Holly’s return to the Church is treated like a resurrection—striking, but surrounded by a muddled feeling of meaning yet to settle. “The priest just kinda laughed. The deacon caught a draft. She crashed into the Easter Mass with her hair done up in broken glass.” It’s quite a beautiful moment, but incomplete without the line that ends the album: “Holly was a sexy mess; she looked strung out but experienced, so we all got kind of curious.”

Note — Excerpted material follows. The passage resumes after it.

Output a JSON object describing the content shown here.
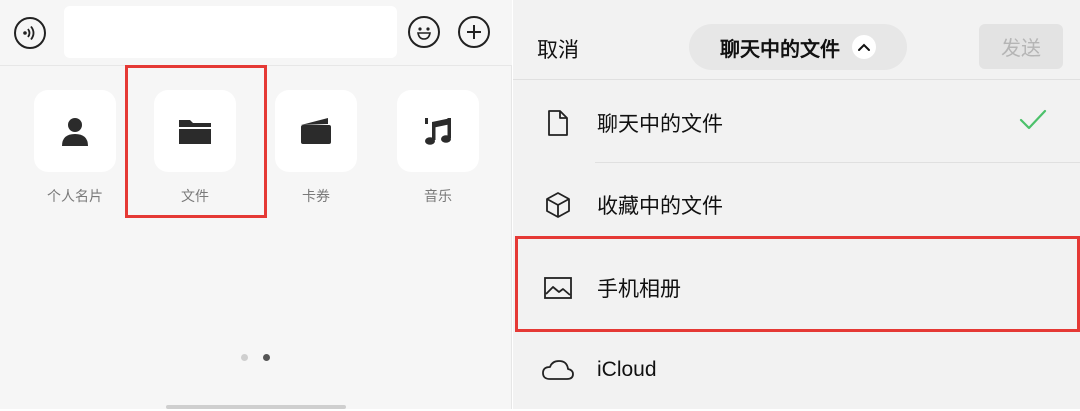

In a way, that’s the beauty of the Hold Steady, and why Finn’s lyricism is so unusual; it takes heaps of youth’s trash and piles it into gilded mountains, jamming rarefied realms with the vernacular, trumpeting a note that causes the whole messy sphere of adolescence to vibrate with sympathy and meaning beyond its surfaces. It offers rock music for the post-classic rock era a poetry bent on playing with its own circuitous history, rather than destroying or shying away from it. “I met William Butler Yeats, Sunday Night Dance Party, 1988. At first, I thought it was William Blake. We mix our own mythologies, we push them out through PA systems. We dictate our doxologies and try to get sleeping kids to sit up and listen. I’m not saying we could save you, but we could take you to a place where you could save yourself.” It conjures messy memories of messy kids who streak the skies of suburban cities like roman candles, awe-inspiring, but terrifying, indelible, but impermanent.

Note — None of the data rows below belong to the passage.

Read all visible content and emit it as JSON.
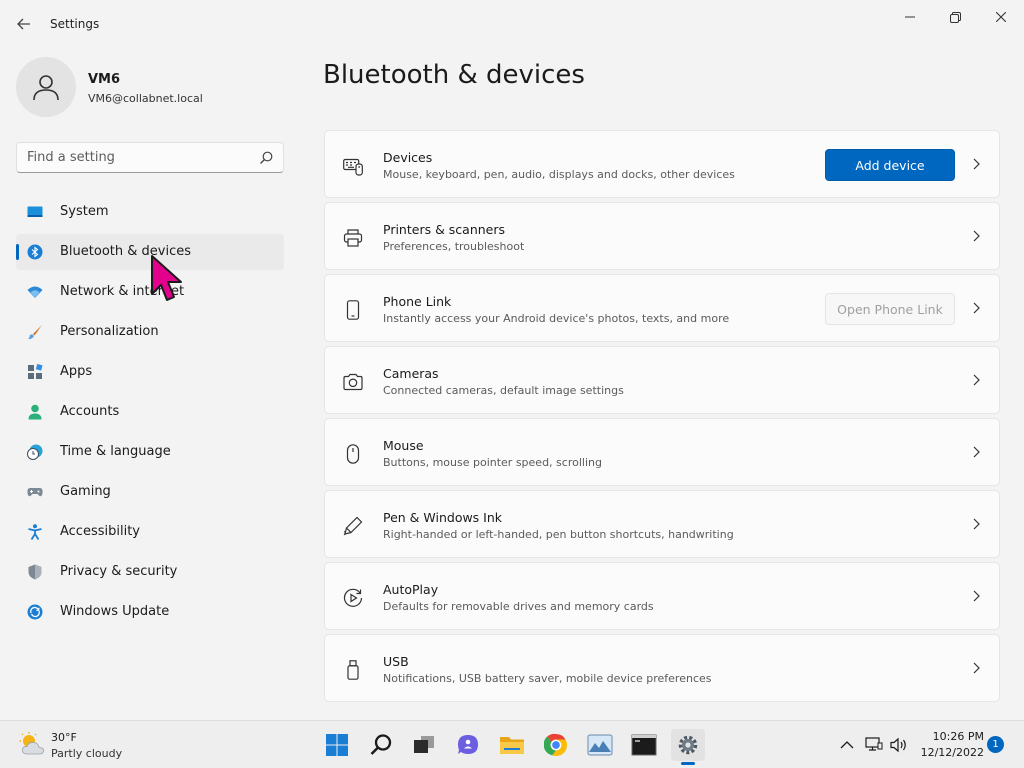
{
  "window": {
    "title": "Settings",
    "back_icon": "arrow-left-icon",
    "controls": [
      "minimize-icon",
      "restore-icon",
      "close-icon"
    ]
  },
  "profile": {
    "name": "VM6",
    "email": "VM6@collabnet.local",
    "avatar_icon": "person-icon"
  },
  "search": {
    "placeholder": "Find a setting",
    "value": "",
    "icon": "search-icon"
  },
  "nav": {
    "active_index": 1,
    "items": [
      {
        "label": "System",
        "icon": "monitor-icon"
      },
      {
        "label": "Bluetooth & devices",
        "icon": "bluetooth-icon"
      },
      {
        "label": "Network & internet",
        "icon": "wifi-icon"
      },
      {
        "label": "Personalization",
        "icon": "brush-icon"
      },
      {
        "label": "Apps",
        "icon": "apps-icon"
      },
      {
        "label": "Accounts",
        "icon": "account-icon"
      },
      {
        "label": "Time & language",
        "icon": "clock-globe-icon"
      },
      {
        "label": "Gaming",
        "icon": "gamepad-icon"
      },
      {
        "label": "Accessibility",
        "icon": "accessibility-icon"
      },
      {
        "label": "Privacy & security",
        "icon": "shield-icon"
      },
      {
        "label": "Windows Update",
        "icon": "update-icon"
      }
    ]
  },
  "main": {
    "title": "Bluetooth & devices",
    "cards": [
      {
        "title": "Devices",
        "subtitle": "Mouse, keyboard, pen, audio, displays and docks, other devices",
        "icon": "devices-icon",
        "button": "Add device",
        "button_state": "primary"
      },
      {
        "title": "Printers & scanners",
        "subtitle": "Preferences, troubleshoot",
        "icon": "printer-icon"
      },
      {
        "title": "Phone Link",
        "subtitle": "Instantly access your Android device's photos, texts, and more",
        "icon": "phone-icon",
        "button": "Open Phone Link",
        "button_state": "disabled"
      },
      {
        "title": "Cameras",
        "subtitle": "Connected cameras, default image settings",
        "icon": "camera-icon"
      },
      {
        "title": "Mouse",
        "subtitle": "Buttons, mouse pointer speed, scrolling",
        "icon": "mouse-icon"
      },
      {
        "title": "Pen & Windows Ink",
        "subtitle": "Right-handed or left-handed, pen button shortcuts, handwriting",
        "icon": "pen-icon"
      },
      {
        "title": "AutoPlay",
        "subtitle": "Defaults for removable drives and memory cards",
        "icon": "autoplay-icon"
      },
      {
        "title": "USB",
        "subtitle": "Notifications, USB battery saver, mobile device preferences",
        "icon": "usb-icon"
      }
    ]
  },
  "taskbar": {
    "weather": {
      "temp": "30°F",
      "desc": "Partly cloudy",
      "icon": "partly-cloudy-icon"
    },
    "apps": [
      "windows-start-icon",
      "search-icon",
      "task-view-icon",
      "chat-icon",
      "file-explorer-icon",
      "chrome-icon",
      "photos-icon",
      "terminal-icon",
      "settings-gear-icon"
    ],
    "active_app": "settings-gear-icon",
    "tray": [
      "chevron-up-icon",
      "network-icon",
      "volume-icon"
    ],
    "clock": {
      "time": "10:26 PM",
      "date": "12/12/2022"
    },
    "notification_count": "1"
  },
  "colors": {
    "accent": "#0067c0",
    "background": "#f3f3f3",
    "card": "#fbfbfb",
    "cursor": "#e3008c"
  }
}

Dan Bejar of Destroyer had also once called his own work a “love/hate relationship with its own medium,” and, in a way, the same could be said of Separation Sunday. It acknowledges and relishes in the hilarious typicality of invoking Catholic struggle in a story about rock ‘n’ roll kids, but it subverts the blindness of faith with a self-consciousness that permeates almost any work of intelligence. The existence of Separation Sunday in 2005 will strike a lot of people as hackneyed, dated, or, at worst, an ironic, self-reflexive gesture. In the last several years, it seems to have become a mortal sin to listen to rock music as if it were the gospel, but we’re forgetting that the whole movement is a performance; sure, there might be a set of human truths, but Separation Sunday isn’t trying to shout, or even whisper them.
By the time Holly and Charlemagne were old enough to drive, “rock” had retreated into smaller, antagonistic camps, setting a scene in which R.E.M., the Replacements, Bruce Springsteen, and Def Leppard coexisted awkwardly under the banner of a single word. The Hold Steady documents their myth; by offering words of solace for their fragmented era, it serves as a beautifully shameless rebellion against rock’s backlash. Separation Sunday though, like engaging music of any kind, provides something for the heart, mind, and body; it’s so unabashedly touching, fun, and fucking exciting that it’s hard to stutter through any reason to hold out against them.